Stores market-wide metrics like BTC dominance, total market cap, and Fear & Greed Index.

Table Name: market_metrics

Fields: - id: Auto-generated primary key - metric_type: Type of metric (btc_dominance, total_market_cap, fear_greed_index, other) - timestamp: Metric timestamp - value: Metric value (Decimal, 20 digits, 8 decimal places) - metadata: Additional metadata as JSON (optional) - created_at: Record creation timestamp

Indexes: 1. metric_lookup_idx: Index on (metric_type, timestamp)

Constraints: - Unique constraint on (metric_type, timestamp) to prevent duplicates

Usage Example:

from api.models import MarketMetric
from decimal import Decimal
from datetime import datetime, timezone

# Create BTC dominance metric
btc_dom = MarketMetric.objects.create(
    metric_type='btc_dominance',
    timestamp=datetime(2023, 1, 1, 12, 0, 0, tzinfo=timezone.utc),
    value=Decimal('45.67'),
    metadata={'source': 'coinmarketcap'},
)

# Query metrics
fear_greed_history = MarketMetric.objects.filter(
    metric_type='fear_greed_index',
    timestamp__gte=datetime(2023, 1, 1, tzinfo=timezone.utc)
).order_by('timestamp')


Database Migrations

The models have been defined with corresponding Django migrations in src/api/migrations/0001_initial.py.

To apply migrations:

cd src
python manage.py migrate api

To create a new migration after model changes:

cd src
python manage.py makemigrations api


Performance Considerations

  1. Time-Series Queries: The models are optimized for time-series queries with appropriate composite indexes on (exchange, symbol, timestamp).

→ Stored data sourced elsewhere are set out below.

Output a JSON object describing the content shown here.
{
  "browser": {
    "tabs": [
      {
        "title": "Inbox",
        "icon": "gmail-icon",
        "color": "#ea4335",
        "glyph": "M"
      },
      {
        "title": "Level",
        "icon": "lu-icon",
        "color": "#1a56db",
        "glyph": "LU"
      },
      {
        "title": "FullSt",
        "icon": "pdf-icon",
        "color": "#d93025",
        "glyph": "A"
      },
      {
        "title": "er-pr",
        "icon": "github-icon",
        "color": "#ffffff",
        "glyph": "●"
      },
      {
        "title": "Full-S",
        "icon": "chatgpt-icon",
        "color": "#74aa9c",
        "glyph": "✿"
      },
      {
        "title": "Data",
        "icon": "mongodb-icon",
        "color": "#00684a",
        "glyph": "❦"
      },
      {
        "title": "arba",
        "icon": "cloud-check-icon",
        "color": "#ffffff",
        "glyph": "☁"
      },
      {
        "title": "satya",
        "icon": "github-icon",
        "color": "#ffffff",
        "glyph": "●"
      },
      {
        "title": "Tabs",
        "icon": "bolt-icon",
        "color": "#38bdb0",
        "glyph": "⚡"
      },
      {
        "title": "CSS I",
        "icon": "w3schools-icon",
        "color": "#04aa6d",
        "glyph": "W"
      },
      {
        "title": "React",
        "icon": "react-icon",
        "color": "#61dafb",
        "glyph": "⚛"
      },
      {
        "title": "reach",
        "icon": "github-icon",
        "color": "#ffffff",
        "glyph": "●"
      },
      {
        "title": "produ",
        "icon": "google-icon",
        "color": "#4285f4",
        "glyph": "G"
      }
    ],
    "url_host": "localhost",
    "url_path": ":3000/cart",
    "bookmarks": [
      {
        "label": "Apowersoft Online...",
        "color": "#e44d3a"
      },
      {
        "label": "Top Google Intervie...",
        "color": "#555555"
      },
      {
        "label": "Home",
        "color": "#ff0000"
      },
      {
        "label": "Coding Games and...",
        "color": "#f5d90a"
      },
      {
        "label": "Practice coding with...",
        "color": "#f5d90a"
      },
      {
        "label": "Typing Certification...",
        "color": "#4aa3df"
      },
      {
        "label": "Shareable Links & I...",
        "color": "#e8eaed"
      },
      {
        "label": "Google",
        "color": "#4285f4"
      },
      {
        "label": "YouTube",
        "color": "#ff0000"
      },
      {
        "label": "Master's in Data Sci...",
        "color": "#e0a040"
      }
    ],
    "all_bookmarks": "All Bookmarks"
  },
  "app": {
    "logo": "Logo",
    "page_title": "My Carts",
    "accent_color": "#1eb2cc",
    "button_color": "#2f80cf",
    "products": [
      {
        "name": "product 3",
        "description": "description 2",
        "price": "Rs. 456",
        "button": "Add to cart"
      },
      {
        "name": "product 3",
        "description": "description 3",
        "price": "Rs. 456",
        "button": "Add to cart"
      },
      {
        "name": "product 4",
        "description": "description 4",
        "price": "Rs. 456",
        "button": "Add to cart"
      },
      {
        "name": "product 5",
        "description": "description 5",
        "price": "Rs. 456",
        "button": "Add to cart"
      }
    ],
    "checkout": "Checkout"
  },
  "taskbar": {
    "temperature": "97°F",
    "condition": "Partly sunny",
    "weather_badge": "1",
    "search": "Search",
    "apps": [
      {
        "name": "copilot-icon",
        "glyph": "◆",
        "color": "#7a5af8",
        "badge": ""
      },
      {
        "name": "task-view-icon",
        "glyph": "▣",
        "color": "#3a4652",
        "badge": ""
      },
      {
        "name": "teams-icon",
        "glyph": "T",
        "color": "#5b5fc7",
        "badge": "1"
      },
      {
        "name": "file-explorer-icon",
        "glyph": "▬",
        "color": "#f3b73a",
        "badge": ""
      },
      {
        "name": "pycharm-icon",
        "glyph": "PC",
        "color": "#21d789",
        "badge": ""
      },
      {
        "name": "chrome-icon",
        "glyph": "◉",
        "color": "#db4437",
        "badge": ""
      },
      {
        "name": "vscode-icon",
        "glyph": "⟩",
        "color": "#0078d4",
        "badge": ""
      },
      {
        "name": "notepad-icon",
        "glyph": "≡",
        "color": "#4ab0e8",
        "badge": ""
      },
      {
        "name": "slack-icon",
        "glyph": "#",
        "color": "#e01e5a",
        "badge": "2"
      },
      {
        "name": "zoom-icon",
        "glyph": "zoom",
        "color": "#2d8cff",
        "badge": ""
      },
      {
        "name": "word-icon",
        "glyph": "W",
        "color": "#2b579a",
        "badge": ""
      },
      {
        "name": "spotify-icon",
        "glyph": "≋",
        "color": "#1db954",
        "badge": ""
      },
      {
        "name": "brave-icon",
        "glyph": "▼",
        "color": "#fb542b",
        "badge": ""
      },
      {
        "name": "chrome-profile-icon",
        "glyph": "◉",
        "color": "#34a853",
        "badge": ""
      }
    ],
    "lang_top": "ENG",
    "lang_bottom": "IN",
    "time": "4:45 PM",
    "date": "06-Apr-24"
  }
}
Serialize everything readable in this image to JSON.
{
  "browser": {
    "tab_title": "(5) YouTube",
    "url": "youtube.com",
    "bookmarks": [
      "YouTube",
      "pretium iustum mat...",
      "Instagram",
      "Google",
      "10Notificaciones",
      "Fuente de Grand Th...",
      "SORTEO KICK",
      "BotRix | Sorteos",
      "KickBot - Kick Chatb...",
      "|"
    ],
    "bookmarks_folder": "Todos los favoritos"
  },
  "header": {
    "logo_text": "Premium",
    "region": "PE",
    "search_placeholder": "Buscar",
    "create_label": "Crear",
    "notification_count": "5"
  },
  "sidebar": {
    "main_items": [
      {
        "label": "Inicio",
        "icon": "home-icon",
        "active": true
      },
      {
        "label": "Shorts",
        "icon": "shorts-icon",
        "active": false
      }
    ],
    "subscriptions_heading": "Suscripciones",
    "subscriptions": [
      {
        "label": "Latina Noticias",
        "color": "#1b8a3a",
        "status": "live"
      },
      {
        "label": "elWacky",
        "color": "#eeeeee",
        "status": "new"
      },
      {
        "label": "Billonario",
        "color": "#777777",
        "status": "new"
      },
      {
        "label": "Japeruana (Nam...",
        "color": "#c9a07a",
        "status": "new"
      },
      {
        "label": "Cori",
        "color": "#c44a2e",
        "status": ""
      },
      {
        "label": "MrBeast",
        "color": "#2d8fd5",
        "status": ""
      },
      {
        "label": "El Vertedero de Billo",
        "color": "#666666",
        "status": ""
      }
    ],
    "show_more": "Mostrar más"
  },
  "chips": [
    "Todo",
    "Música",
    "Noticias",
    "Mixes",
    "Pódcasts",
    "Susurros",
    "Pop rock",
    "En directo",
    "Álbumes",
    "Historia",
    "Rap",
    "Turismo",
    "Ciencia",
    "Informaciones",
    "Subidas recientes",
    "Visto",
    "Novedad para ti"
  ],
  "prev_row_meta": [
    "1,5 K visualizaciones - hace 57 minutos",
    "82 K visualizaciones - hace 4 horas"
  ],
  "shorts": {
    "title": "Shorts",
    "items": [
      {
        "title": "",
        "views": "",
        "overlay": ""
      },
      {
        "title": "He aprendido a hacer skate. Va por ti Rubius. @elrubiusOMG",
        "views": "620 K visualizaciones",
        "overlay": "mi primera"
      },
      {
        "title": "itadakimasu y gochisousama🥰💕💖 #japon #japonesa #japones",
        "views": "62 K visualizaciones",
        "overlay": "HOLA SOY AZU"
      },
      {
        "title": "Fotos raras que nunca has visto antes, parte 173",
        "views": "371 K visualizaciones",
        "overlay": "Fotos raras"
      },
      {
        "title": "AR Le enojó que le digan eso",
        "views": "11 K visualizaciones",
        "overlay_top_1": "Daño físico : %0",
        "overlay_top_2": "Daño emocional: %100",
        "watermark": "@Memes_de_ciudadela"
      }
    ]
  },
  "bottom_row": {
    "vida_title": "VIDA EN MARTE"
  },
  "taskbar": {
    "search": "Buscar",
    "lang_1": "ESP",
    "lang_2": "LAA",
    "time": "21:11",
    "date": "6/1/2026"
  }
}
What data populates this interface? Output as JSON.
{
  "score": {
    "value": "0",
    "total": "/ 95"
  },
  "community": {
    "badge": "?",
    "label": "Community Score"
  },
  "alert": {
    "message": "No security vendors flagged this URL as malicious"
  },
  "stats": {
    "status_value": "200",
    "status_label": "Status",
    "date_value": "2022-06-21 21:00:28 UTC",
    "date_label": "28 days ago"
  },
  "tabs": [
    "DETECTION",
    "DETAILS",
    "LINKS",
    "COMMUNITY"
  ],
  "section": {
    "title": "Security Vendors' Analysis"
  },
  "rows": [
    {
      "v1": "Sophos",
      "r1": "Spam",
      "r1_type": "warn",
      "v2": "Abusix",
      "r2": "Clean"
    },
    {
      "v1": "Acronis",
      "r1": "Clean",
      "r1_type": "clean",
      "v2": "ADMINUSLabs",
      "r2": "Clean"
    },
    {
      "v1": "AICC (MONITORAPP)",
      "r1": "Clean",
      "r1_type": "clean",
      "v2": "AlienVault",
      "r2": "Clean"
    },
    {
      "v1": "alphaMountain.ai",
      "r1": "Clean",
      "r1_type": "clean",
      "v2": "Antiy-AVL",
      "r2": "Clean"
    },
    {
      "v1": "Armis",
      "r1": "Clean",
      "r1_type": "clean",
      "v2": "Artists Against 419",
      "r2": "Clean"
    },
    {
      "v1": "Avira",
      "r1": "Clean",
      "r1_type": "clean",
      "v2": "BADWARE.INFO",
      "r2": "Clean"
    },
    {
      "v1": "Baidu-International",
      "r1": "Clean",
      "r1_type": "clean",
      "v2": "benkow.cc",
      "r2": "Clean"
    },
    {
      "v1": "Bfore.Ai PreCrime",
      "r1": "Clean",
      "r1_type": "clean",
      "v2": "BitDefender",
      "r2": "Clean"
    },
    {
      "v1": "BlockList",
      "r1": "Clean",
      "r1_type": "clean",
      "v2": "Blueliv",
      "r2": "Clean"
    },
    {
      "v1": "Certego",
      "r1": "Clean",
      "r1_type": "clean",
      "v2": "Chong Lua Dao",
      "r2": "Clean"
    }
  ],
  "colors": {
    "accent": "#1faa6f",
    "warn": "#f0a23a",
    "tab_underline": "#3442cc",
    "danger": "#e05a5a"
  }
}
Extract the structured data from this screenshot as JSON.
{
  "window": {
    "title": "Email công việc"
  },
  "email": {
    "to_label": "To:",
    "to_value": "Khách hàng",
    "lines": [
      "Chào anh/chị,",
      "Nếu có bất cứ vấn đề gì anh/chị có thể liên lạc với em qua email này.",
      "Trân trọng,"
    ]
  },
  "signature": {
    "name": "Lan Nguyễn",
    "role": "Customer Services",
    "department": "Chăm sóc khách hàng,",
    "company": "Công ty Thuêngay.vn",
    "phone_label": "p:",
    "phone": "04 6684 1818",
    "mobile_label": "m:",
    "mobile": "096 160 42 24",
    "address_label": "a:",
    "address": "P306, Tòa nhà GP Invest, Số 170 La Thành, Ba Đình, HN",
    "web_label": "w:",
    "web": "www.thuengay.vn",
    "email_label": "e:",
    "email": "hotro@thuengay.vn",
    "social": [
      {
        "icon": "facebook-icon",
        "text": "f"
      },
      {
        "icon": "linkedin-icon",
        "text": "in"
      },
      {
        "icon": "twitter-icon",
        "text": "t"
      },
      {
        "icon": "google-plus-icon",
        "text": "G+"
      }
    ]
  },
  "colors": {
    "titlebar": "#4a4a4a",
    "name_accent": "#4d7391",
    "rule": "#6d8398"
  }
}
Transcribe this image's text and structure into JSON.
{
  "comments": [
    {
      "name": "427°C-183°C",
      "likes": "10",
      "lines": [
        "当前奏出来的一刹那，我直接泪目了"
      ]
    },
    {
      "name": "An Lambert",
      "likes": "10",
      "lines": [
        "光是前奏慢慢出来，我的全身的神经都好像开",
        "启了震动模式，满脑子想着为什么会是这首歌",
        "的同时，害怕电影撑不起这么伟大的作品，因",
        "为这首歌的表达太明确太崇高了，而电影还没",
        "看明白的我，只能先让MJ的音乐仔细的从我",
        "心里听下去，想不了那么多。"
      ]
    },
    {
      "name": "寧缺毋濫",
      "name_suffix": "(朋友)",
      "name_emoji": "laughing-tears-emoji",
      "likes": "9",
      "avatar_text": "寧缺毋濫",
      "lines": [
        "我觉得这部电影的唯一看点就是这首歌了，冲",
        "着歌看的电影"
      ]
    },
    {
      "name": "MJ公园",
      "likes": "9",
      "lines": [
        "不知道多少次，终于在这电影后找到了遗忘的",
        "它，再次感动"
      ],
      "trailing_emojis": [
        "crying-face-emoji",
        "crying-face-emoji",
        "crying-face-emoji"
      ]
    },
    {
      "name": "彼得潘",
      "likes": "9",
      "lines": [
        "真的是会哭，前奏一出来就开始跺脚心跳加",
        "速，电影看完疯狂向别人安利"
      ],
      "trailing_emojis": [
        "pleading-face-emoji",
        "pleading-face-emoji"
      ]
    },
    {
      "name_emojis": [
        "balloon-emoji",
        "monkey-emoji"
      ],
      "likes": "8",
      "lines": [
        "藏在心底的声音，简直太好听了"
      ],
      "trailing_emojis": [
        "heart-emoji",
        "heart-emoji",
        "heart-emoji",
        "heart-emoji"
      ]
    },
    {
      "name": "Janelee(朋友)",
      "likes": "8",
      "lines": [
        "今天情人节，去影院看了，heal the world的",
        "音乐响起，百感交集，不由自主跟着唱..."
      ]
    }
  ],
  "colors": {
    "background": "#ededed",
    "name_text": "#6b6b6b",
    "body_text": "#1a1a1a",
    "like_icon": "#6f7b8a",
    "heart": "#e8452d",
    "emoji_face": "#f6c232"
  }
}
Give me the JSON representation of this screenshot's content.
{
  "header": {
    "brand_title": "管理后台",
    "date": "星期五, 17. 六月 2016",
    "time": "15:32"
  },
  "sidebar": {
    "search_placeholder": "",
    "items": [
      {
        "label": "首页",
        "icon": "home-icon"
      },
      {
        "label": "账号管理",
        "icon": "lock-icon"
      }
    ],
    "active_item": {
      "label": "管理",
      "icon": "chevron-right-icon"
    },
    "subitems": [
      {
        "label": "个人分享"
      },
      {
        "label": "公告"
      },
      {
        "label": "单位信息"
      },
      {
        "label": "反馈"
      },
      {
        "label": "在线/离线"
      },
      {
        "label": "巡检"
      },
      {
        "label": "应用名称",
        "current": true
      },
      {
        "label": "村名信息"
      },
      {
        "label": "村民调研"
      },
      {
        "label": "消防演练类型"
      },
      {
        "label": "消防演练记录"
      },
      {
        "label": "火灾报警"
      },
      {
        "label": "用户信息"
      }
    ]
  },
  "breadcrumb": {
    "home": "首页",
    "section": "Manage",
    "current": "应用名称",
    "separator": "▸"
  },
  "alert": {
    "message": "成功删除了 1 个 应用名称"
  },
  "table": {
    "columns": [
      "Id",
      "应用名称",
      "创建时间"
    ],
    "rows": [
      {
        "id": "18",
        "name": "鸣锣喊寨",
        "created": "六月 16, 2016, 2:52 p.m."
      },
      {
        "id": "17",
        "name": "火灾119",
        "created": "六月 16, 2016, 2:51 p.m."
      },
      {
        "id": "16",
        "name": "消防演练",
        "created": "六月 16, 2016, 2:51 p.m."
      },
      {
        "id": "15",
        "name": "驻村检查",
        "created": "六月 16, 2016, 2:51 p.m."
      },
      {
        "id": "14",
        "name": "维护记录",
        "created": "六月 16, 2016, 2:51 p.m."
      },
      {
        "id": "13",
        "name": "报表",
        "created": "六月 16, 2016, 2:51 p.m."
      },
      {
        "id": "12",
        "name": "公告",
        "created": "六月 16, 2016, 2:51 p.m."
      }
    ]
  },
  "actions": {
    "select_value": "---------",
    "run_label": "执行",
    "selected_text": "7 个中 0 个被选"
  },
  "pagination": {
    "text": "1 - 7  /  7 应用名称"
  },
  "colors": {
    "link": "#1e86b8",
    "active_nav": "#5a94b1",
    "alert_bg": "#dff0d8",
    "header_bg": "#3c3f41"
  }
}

  2. Data Volume: Expected to handle millions of records. Consider:

  3. Regular data archival for old records
  4. Partitioning tables by date for very large datasets
  5. Using materialized views for common aggregations

  6. Query Optimization:

  7. Always filter by exchange and symbol when querying specific data
  8. Use timestamp ranges to limit result sets
  9. Leverage the composite indexes for optimal performance

  10. Data Integrity: Unique constraints prevent duplicate data from being inserted, ensuring data quality.


Future Enhancements

  1. Time-Series Optimizations: Consider using PostgreSQL's TimescaleDB extension for better time-series performance
  2. Partitioning: Implement table partitioning by date for candlesticks and trades
  3. Compression: Enable PostgreSQL compression for older data
  4. Materialized Views: Create materialized views for common aggregations (daily summaries, etc.)